One of The First Shoulder Units Set Up in India

This state-of-the-art unit has an integrated world class shoulder rehab centre attached to it. We are not only equipped with the latest surgical equipment including the most modern radio frequency console & HD camera & Video recording towers, but we also perform unique surgeries seldom performed in the rest of the country.

Our Profile Spectrum

  • Arthroscopic Bankart repair for Shoulder dislocation
  • Arthroscopic Double row Rotator cuff repair for Cuff tears
  • Arthroscopic SLAP repair for throwing athletes
  • Arthroscopic Adhesiolysis for stiff shoulders
  • Fixation for Shoulder / Proximal Humerus fractures
  • Arthroscopic Suprascapular nerve decompression
  • Reconstruction with graft for AC joint dislocation
  • Arthroscopic Biceps tenodesis
  • Long thoracic Nerve decompression
  • Open reduction for Neglected posterior dislocation
  • Modified Latarjet procedure for Glenoid bone loss for very often shoulder dislocators
  • Shoulder Joint Replacement with Modular imported prosthesis
  • USG guided needling for calcific tendinopathy of shoulder
  • India’s first & largest series yet of Reverse Shoulder Joint replacements
  • One of the highest numbers of Modifed Latarjet procedures by the congruent arc technique
  • Own designed AC joint reconstruction by AB procedure

.

The Finest Shoulder Rehab Centre

The surgical unit at SIOR is integrated with an onsite Musculoskeletal Ultrasonography facility with very high diagnostic accuracy, and also comprises one of the finest Shoulder Rehab Centre.

The Rehab complements our surgical efforts to produce some of the most consistent and impressive results.
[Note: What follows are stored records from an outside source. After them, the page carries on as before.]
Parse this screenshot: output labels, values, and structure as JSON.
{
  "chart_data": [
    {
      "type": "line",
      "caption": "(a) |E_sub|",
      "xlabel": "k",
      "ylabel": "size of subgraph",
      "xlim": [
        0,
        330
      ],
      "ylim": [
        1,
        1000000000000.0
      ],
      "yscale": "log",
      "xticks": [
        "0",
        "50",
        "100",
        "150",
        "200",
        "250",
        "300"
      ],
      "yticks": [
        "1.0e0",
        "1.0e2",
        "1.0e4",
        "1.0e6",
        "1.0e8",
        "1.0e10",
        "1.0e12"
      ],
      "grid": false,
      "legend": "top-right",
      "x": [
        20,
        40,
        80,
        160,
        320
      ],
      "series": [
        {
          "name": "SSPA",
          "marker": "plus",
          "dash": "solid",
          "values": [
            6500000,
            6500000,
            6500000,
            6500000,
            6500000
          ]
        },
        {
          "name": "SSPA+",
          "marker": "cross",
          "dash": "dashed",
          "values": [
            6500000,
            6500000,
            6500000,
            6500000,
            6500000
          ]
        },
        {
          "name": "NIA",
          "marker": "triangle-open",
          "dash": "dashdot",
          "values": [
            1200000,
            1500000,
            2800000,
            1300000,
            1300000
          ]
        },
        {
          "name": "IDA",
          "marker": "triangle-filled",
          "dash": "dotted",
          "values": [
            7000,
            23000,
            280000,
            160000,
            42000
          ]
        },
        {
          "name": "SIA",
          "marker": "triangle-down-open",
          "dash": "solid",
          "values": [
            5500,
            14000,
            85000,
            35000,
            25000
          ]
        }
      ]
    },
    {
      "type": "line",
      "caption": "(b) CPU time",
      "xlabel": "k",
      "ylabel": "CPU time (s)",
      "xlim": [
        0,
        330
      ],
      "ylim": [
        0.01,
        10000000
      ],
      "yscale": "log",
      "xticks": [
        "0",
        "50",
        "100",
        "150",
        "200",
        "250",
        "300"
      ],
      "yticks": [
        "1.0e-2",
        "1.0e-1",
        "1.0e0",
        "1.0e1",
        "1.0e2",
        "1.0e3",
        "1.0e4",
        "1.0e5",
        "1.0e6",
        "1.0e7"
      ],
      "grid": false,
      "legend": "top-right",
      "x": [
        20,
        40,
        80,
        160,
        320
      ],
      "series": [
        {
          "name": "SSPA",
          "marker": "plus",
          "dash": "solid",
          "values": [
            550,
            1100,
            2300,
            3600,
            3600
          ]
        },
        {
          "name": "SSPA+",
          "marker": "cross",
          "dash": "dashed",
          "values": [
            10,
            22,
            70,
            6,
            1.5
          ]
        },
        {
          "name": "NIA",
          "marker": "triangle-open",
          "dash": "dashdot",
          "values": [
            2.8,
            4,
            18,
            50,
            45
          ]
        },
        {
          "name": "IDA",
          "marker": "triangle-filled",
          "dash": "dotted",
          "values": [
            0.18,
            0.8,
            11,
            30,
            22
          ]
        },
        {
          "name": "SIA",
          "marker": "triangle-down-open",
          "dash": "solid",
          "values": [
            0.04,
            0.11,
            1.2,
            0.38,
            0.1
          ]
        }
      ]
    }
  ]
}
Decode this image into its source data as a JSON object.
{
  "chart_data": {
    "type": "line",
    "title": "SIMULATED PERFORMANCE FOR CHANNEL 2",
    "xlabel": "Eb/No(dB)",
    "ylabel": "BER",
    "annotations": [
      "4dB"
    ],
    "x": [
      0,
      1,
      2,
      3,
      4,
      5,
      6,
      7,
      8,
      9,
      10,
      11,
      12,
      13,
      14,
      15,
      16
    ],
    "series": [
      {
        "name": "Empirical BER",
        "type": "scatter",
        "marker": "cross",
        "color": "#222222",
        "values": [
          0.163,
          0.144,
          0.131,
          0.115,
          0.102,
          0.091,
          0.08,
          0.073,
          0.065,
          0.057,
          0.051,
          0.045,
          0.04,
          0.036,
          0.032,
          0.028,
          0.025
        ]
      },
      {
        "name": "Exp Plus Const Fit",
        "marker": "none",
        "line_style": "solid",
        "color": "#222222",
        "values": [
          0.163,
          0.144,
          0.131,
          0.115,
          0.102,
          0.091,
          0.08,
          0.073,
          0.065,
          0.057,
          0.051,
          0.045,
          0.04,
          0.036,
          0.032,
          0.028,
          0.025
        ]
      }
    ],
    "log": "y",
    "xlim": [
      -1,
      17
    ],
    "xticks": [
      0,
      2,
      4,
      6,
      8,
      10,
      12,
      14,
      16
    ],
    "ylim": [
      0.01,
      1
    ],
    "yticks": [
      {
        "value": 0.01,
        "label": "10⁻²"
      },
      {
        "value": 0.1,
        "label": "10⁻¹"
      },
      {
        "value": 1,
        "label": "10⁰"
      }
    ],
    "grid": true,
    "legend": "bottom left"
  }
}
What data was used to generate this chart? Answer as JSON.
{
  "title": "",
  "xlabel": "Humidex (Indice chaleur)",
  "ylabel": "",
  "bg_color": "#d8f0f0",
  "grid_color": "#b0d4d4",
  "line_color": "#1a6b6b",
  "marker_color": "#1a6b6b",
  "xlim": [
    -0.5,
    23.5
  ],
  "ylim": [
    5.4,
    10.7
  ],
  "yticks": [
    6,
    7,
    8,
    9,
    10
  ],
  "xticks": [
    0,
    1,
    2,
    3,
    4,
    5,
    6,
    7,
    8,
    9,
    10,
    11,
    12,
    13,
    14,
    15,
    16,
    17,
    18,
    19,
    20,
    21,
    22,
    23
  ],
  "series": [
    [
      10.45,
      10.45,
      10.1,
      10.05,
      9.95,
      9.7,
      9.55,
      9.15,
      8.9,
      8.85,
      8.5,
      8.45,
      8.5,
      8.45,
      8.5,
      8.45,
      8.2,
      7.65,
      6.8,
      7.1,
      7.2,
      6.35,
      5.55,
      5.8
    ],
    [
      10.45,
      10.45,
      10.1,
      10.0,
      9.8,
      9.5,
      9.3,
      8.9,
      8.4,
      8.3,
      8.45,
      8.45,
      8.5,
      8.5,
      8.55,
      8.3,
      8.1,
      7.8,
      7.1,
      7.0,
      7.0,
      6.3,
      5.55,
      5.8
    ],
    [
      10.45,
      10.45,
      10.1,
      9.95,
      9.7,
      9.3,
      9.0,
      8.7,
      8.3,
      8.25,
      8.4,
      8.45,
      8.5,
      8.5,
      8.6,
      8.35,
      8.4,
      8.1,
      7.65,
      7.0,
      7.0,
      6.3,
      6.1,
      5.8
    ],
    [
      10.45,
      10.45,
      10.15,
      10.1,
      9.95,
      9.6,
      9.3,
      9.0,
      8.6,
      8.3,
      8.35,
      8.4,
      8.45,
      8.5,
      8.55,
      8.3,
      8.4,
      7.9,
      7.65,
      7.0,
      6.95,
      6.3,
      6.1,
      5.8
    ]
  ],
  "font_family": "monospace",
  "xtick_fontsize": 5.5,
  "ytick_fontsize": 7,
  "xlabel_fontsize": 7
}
We have an innovative rehab programme, in which we avoid pain killers or conventional heat therapy and we train our patients over a period of 10 days so that they may adopt home programme. Our efforts are supported by research and over 40 presentations nationally & internationally for the past 8 years. We also regularly conduct workshops & training sessions for young surgeons.

FAQ

How does an Arthroscopic Surgery take place?

Arthroscopic surgery is one of the most standard orthopaedic procedures performed today. An orthoapaedic surgeon can visualize, diagnose, and treat problems within the joints, through the use of small instruments and cameras.
The joints are viewed by making one or more incisions around it. An instrument called Arthroscope is inserted into the joint by the surgeon. The Arthroscope allows the surgeon to view the joint on television, monitor and diagnose the problem, determine the extent of injury and make necessary repairs. It contains a fiber optic light source and a small television that helps the surgeon in doing that. To help view or repair the tissues inside the joint other instruments may also be used.

What is the procedure for Rotator Cuff Surgery?

Shoulder surgery for Rotator Cuff problems generally involves one or more of the following procedures: Debridement, Subacromial Decompression, and Rotator Cuff Repair.
Debridement clears the tissues which are damaged out of the shoulder joint. Subacromial decompression includes shaving bone or getting rid of spurs below the tip of the shoulder blade (acromion). This enhances the space between the end of the shoulder blade and the bone of the upper arm so that the rotator cuff tendon is not tweaked and can smoothly glide. If the Rotator Cuff Tendon is torn, it is stitched together and attached again to the top of the upper arm bone.

What is a reverse shoulder replacement?

In a conventional shoulder replacement a metal ball is used on the top of the arm bone and a plastic socket is used on the shoulder blade. Our body is also designed in a similar fashion with a ball-and-socket shoulder joint.
Likewise, the reverse shoulder replacement also uses a ball-and socket but in a reverse manner. Here the ball is put on the shoulder blade, and the socket is put above the arm bone. The name reverse shoulder replacement is thus used because it is a reverse method compared to our normal anatomy.